CHAPTER XV.

MUSIC AND READING.

"Truly it has been said, a loving heart is the beginning of all knowledge."—Thomas Carlyle.

A beautiful thing in life is the friendship for books. Every one who loves books pays some day a tribute to them, expressing thankfulness for the joy and comfort they have given. There are in them, for everybody who will seek, wise words, good counsel, companies of great people, fairies, friends for every day, besides wonders we never see nor dream of in daily life.

Some of the great men have told us about their love for books; how they have saved penny by penny slowly to buy one, or how after the day's labor a good book and the firelight were prized above anything else. All tell us how much they owe to books and what a blessing books are. Imagine the number of heart-thoughts there must be in a shelf full of good books! Thoughts in tones or thoughts in words may be of the heart or not. But it is only when they are of the heart that they are worthy of our time.

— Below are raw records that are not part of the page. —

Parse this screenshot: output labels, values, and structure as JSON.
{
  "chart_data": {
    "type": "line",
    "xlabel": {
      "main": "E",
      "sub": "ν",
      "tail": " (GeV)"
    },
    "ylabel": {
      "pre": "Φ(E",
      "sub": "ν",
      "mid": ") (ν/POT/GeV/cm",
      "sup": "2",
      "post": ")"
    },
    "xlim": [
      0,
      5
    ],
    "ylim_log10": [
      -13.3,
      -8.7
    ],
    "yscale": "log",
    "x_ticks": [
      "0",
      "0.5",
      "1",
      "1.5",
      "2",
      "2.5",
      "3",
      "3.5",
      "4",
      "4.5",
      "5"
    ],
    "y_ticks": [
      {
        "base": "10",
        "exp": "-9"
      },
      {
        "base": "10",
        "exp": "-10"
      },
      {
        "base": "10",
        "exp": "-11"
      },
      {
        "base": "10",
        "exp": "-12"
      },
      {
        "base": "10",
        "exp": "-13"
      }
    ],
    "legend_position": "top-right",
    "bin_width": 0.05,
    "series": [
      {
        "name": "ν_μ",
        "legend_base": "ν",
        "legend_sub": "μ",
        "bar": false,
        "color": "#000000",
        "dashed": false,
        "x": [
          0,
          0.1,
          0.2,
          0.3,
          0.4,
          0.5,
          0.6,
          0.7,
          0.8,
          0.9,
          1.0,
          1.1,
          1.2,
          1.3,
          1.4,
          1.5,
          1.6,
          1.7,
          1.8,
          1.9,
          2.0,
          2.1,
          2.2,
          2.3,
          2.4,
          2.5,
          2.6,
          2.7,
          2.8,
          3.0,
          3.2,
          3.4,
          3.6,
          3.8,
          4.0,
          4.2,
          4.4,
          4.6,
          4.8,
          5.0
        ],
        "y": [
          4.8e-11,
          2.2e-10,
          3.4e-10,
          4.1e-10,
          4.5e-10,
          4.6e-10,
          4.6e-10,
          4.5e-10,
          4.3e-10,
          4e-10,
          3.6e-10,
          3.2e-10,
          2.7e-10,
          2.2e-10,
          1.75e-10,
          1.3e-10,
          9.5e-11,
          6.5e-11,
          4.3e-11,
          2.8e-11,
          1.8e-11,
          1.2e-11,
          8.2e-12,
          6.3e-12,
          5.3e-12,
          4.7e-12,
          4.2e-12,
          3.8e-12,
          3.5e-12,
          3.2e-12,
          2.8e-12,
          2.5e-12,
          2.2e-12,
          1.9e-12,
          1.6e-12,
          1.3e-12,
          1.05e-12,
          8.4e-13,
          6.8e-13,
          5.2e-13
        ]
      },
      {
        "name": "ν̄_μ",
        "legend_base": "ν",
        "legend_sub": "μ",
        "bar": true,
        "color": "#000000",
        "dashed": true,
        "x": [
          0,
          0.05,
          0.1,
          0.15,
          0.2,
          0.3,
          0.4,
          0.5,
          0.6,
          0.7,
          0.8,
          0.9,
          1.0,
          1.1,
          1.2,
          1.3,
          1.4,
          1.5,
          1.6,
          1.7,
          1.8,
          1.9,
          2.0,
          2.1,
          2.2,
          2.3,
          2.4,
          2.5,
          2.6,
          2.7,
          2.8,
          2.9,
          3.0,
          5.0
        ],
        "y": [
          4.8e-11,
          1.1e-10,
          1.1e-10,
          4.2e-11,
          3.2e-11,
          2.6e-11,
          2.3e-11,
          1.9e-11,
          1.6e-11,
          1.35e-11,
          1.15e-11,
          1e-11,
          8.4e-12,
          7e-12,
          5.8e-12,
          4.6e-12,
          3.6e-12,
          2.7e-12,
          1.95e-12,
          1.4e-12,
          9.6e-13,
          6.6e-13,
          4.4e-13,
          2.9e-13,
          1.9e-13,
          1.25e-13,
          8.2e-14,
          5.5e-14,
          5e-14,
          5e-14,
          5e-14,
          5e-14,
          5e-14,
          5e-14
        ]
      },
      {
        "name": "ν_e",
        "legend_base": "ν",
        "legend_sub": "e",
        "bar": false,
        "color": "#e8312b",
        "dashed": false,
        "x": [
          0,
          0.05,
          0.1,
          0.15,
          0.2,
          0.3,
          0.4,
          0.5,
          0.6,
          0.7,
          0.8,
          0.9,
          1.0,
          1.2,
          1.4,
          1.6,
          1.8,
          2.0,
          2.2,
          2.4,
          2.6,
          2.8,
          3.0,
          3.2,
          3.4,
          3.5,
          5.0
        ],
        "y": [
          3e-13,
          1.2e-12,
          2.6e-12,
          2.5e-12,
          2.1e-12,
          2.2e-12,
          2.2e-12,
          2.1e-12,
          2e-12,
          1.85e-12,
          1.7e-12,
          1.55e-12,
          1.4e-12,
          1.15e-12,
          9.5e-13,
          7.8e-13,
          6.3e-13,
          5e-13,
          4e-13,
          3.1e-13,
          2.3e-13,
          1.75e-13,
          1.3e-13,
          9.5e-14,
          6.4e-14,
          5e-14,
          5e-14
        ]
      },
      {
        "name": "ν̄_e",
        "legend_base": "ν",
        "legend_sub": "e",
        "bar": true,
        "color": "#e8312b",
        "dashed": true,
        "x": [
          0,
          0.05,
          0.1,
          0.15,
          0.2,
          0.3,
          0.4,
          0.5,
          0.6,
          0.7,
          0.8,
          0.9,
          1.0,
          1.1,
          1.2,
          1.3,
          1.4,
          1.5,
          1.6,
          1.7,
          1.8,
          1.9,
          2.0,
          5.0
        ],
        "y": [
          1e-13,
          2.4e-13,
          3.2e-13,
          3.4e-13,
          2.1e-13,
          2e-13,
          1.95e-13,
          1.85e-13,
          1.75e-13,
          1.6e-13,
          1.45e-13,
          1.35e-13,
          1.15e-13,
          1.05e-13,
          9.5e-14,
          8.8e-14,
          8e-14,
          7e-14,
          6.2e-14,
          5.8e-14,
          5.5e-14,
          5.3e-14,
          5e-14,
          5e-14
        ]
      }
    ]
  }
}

You will not only love books, but gain from them something of the thoughts they contain. We might, had we time, talk of classic books, but as we have already talked of classic music we know what the principal thing is. It is that good thought, out of the heart, be expressed in a scholarly way—"Great thought needs great expression."[51] This teaches us the necessity for choosing good books for our instruction and for our entertainment. They present beautiful pictures to us truthfully, or they present truth to us beautifully. And these are the first test of a written thought—its truth and its beauty.

If you read good books you will have in every volume you get something well worth owning. You should bestow upon it as much care as you would want any other good friend to receive. And if it has contributed help or pleasure to you it is surely worth an abiding place. A fine pleasure will come from a good book even after we are quite done with it. As we see it in years after it has been read there comes back to one a remembrance of all the old pleasures, and with it a sense of thankfulness for so pleasant a friendship. Hence any book that has given us joy or peace or comfort is well worth not only good care, but a place for always; as a worthy bit of property.

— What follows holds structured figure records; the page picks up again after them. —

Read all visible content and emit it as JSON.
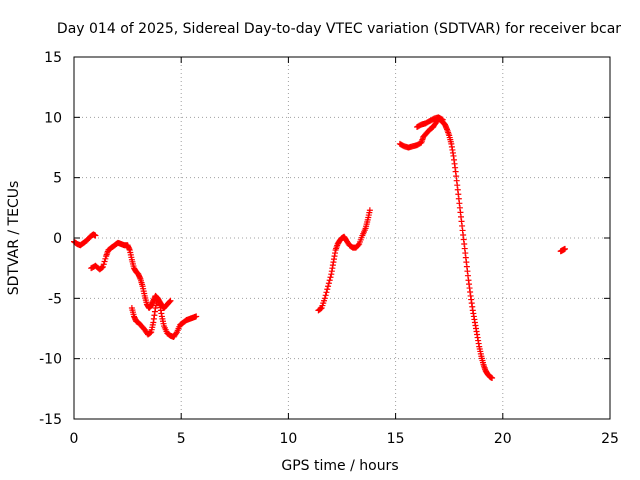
{
  "chart_data": {
    "type": "scatter",
    "title": "Day 014 of 2025, Sidereal Day-to-day VTEC variation (SDTVAR) for receiver bcar",
    "xlabel": "GPS time / hours",
    "ylabel": "SDTVAR / TECUs",
    "xlim": [
      0,
      25
    ],
    "ylim": [
      -15,
      15
    ],
    "xticks": [
      0,
      5,
      10,
      15,
      20,
      25
    ],
    "yticks": [
      -15,
      -10,
      -5,
      0,
      5,
      10,
      15
    ],
    "xtick_labels": [
      "0",
      "5",
      "10",
      "15",
      "20",
      "25"
    ],
    "ytick_labels": [
      "-15",
      "-10",
      "-5",
      "0",
      "5",
      "10",
      "15"
    ],
    "grid": true,
    "marker": "+",
    "color": "#ff0000",
    "series": [
      {
        "name": "segment-1",
        "x": [
          0.0,
          0.15,
          0.3,
          0.45,
          0.6,
          0.75,
          0.9,
          1.0
        ],
        "y": [
          -0.3,
          -0.5,
          -0.6,
          -0.4,
          -0.2,
          0.1,
          0.3,
          0.2
        ]
      },
      {
        "name": "segment-2",
        "x": [
          0.8,
          1.0,
          1.2,
          1.35,
          1.5,
          1.6,
          1.75,
          1.9,
          2.05,
          2.2,
          2.35,
          2.5,
          2.6,
          2.7,
          2.8,
          2.9,
          3.0,
          3.1,
          3.2,
          3.3,
          3.4,
          3.5,
          3.6,
          3.7,
          3.8,
          3.9,
          4.0,
          4.1,
          4.2,
          4.35,
          4.5
        ],
        "y": [
          -2.5,
          -2.3,
          -2.6,
          -2.4,
          -1.5,
          -1.0,
          -0.8,
          -0.6,
          -0.4,
          -0.5,
          -0.6,
          -0.6,
          -1.0,
          -1.8,
          -2.5,
          -2.8,
          -3.0,
          -3.4,
          -4.0,
          -4.8,
          -5.5,
          -5.8,
          -5.6,
          -5.2,
          -4.8,
          -5.0,
          -5.3,
          -5.6,
          -5.8,
          -5.5,
          -5.2
        ]
      },
      {
        "name": "segment-3",
        "x": [
          2.7,
          2.8,
          2.9,
          3.0,
          3.15,
          3.3,
          3.45,
          3.6,
          3.7,
          3.8,
          3.9,
          4.0,
          4.1,
          4.2,
          4.35,
          4.5,
          4.65,
          4.8,
          4.95,
          5.1,
          5.25,
          5.4,
          5.55,
          5.7
        ],
        "y": [
          -5.8,
          -6.5,
          -6.9,
          -7.0,
          -7.3,
          -7.6,
          -8.0,
          -7.8,
          -7.0,
          -5.8,
          -5.0,
          -5.5,
          -6.5,
          -7.3,
          -7.9,
          -8.1,
          -8.2,
          -7.8,
          -7.2,
          -7.0,
          -6.8,
          -6.7,
          -6.6,
          -6.5
        ]
      },
      {
        "name": "segment-4",
        "x": [
          11.4,
          11.55,
          11.7,
          11.85,
          12.0,
          12.1,
          12.2,
          12.3,
          12.4,
          12.5,
          12.6,
          12.7,
          12.85,
          13.0,
          13.15,
          13.3,
          13.45,
          13.6,
          13.7,
          13.8
        ],
        "y": [
          -6.0,
          -5.8,
          -5.0,
          -4.0,
          -3.0,
          -2.0,
          -1.0,
          -0.5,
          -0.2,
          0.0,
          0.1,
          -0.2,
          -0.6,
          -0.8,
          -0.8,
          -0.5,
          0.2,
          0.8,
          1.5,
          2.3
        ]
      },
      {
        "name": "segment-5",
        "x": [
          15.2,
          15.4,
          15.6,
          15.8,
          16.0,
          16.2,
          16.3,
          16.45,
          16.6,
          16.75,
          16.9,
          17.0,
          17.1,
          17.2,
          17.3,
          17.4,
          17.5,
          17.6,
          17.7,
          17.8,
          17.9,
          18.0,
          18.1,
          18.2,
          18.3,
          18.4,
          18.5,
          18.6,
          18.7,
          18.8,
          18.9,
          19.0,
          19.1,
          19.2,
          19.3,
          19.4,
          19.5
        ],
        "y": [
          7.8,
          7.6,
          7.5,
          7.6,
          7.7,
          7.9,
          8.4,
          8.7,
          9.0,
          9.2,
          9.6,
          9.9,
          9.8,
          9.6,
          9.4,
          9.0,
          8.5,
          7.8,
          6.8,
          5.5,
          4.0,
          2.5,
          1.0,
          -0.5,
          -2.0,
          -3.5,
          -4.8,
          -6.0,
          -7.0,
          -8.0,
          -9.0,
          -9.8,
          -10.5,
          -11.0,
          -11.3,
          -11.5,
          -11.6
        ]
      },
      {
        "name": "segment-6",
        "x": [
          16.0,
          16.2,
          16.4,
          16.6,
          16.8,
          17.0,
          17.2
        ],
        "y": [
          9.2,
          9.4,
          9.5,
          9.7,
          9.9,
          10.0,
          9.8
        ]
      },
      {
        "name": "segment-7",
        "x": [
          22.7,
          22.8,
          22.9
        ],
        "y": [
          -1.1,
          -1.0,
          -0.9
        ]
      }
    ]
  }
}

In the early days of your music study, it will be a pleasure to you to know that there are many and delightful books about music written, sometimes by music-lovers, sometimes by the composers. The written word-thoughts of the composers are often full of great interest. They not only reveal to us many secrets of the tone-art, but teach us much about the kinds of things and of thoughts which lived in the minds of the composers. We learn definitely not only the music-interests of the composers, but the life-interest as well. It really seems as if we were looking into their houses, seeing the way they lived and worked, and listening to their words. Never afterward do we regard the great names in music as uninteresting. The most charming and attractive pictures cluster about them and it all gives us a new inspiration to be true to music, loyal to the truth of music, and willing to do as we see others have done, and to learn by doing. The lesson we get from the life of every man is, that he must do if he would learn.

I am sure you will spend many delightful minutes with the Letters of a great composer. Every one is like a talk with the writer. They are so friendly, and so full of the heart, and yet so filled with the man himself. Especially the Letters of Mendelssohn and Schumann will please you. In truth the Letters of all the composers are among the most valuable music writings we have. In some way they seem to explain the music itself: and the composer at once becomes a close friend. But besides these read the biographies. Then it is as if we were personally invited home to the composer and shown all his ways and his life. And besides these, there are some friendly books full of the very best advice as to making us thoughtful musicians; many and many again are the writers who have so loved art—not the art of tone alone, but all other arts as well—that they have told us of it in good and earnest books which are friendly, because they are written from the right place; and that you must know by this time is the heart.

You will soon see when you have read about the composers that true music comes out of true life. Then you will begin to love true life, to be useful, and to help others. But all these things do not come at once. Yet, as we go along step by step, we learn that art is unselfish, and we must be so to enjoy it; art is truthful—we must be so to express it; art is full of life—we must know and live truth in order to appreciate it. And the study of pure thoughts in music, in books, and in our own life will help to all this.